Because of my difficulties during training, I did not intend to run the entire distance. So I was quite surprised when I did, excepting brief walks (30-60 seconds) through the drink stations every 5K and walking up two steep climbs at about 27K and 33K, about two minutes each.

Of course, I don't mean to imply that I didn't want to walk, or that I wasn't hurting. At the end of the race, I rated my body pain like this:

  1. hips
  2. left big toe (blisters)
  3. knees
  4. feet
Other than that, I felt great.

After three days, I am pretty well healed. My only remaining concern is the toe. Turns out, the blisters on the side were nothing. The real problem is the blister that developed under the nail—I think I'm going to lose it. Pictures, anyone?

Below are a couple of my charts from the race. The first is my 'lap time' for each kilometre and the second is the previously mentioned elevation chart. These charts (and many others) and the map at the top are courtesy of my Garmin Forerunner 205 (also pictured above) and MotionBased. If you run or cycle, I would highly recommend one of these. Yeah, they are a little pricey, but absolutely worth it. It tracks your distance, time, pace, bearing, elevation, calories burned, etc. You can set it to auto pause when you slow down or stop.

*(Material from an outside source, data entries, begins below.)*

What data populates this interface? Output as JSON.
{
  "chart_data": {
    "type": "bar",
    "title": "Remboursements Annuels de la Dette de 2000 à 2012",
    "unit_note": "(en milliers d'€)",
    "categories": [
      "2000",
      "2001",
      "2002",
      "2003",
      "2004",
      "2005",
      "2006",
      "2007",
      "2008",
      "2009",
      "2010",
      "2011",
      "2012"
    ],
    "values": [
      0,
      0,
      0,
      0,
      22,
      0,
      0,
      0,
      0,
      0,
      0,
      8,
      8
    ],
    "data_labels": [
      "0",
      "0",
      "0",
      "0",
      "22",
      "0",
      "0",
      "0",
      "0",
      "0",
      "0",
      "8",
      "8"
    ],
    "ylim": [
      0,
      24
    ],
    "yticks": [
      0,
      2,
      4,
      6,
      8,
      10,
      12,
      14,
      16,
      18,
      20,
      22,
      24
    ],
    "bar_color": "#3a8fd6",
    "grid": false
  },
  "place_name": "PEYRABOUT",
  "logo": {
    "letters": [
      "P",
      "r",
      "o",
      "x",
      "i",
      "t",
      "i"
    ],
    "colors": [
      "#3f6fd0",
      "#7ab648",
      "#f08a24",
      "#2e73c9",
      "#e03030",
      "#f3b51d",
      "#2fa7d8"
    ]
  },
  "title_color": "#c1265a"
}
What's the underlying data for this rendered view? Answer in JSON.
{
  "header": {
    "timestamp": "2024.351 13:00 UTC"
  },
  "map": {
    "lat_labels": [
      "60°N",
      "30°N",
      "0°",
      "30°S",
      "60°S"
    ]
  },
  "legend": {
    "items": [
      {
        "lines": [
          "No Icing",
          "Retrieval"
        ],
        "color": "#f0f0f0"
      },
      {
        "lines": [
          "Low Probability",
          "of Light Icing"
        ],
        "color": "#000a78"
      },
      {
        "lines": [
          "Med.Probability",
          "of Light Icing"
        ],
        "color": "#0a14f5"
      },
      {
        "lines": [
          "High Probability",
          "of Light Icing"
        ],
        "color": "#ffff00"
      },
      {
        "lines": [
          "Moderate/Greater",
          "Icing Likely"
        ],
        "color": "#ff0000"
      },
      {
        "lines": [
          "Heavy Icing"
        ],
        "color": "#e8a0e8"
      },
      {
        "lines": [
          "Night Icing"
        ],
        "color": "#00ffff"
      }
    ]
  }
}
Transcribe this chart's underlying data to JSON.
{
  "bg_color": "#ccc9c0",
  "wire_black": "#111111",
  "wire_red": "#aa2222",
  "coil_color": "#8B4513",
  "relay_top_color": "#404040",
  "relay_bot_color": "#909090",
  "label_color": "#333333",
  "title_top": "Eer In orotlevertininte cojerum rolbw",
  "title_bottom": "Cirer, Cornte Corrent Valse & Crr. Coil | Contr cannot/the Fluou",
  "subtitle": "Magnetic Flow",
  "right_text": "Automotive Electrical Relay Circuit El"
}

You can 'race' yourself against a previous run or a preset pace. It can auto lap at preset distances, times or points. Basically, it's like having a state-of-the-art treadmill on your wrist with one exception: while it is a little bigger than a standard watch, it is definitely smaller than a treadmill.

Plus, you can load all that data onto your computer, get all these charts, graphs and maps. You can create specialised training sessions or trails on your computer and load them to the Forerunner. I could go on and on—just go to the websites and check it out yourself. And tell them Chris sent you.

Time chart

Elevation chart
Key stats from the race:
Distance: 41.66K
Time: 4:29:17
Minimum elevation: 1 m
Maximum elevation: 72 m
Temperature: 12-16°C
Koalas: 5

Finally, supersportimages.com already has pictures from the race up. Click the link and select 'view photos' under the May 20 Great Ocean Road International Marathon—my bib number was 139. In one picture I show a five for the koalas. In another, I flash a 'hook 'em Horns'. There are a few other good shots with ocean backgrounds.

I said I was discouraged before the race, but I'm glad I did it. I didn't expect it, but I do have a sense of pride and accomplishment about it. Will I run another marathon? I don't know—we'll see after my toenail grows back.

2 comments:

Kevin Hayward said...

Chris, nice work on completing the marathon. That's no small accomplishment!

BTW, thanks for reading my marathon articles.

Jonathan Williams said...

Chris, Sounds like an incredible run. I'd love to train and compete for a marathon--especially one along the coast. Sounds beautiful! Loved the pictures.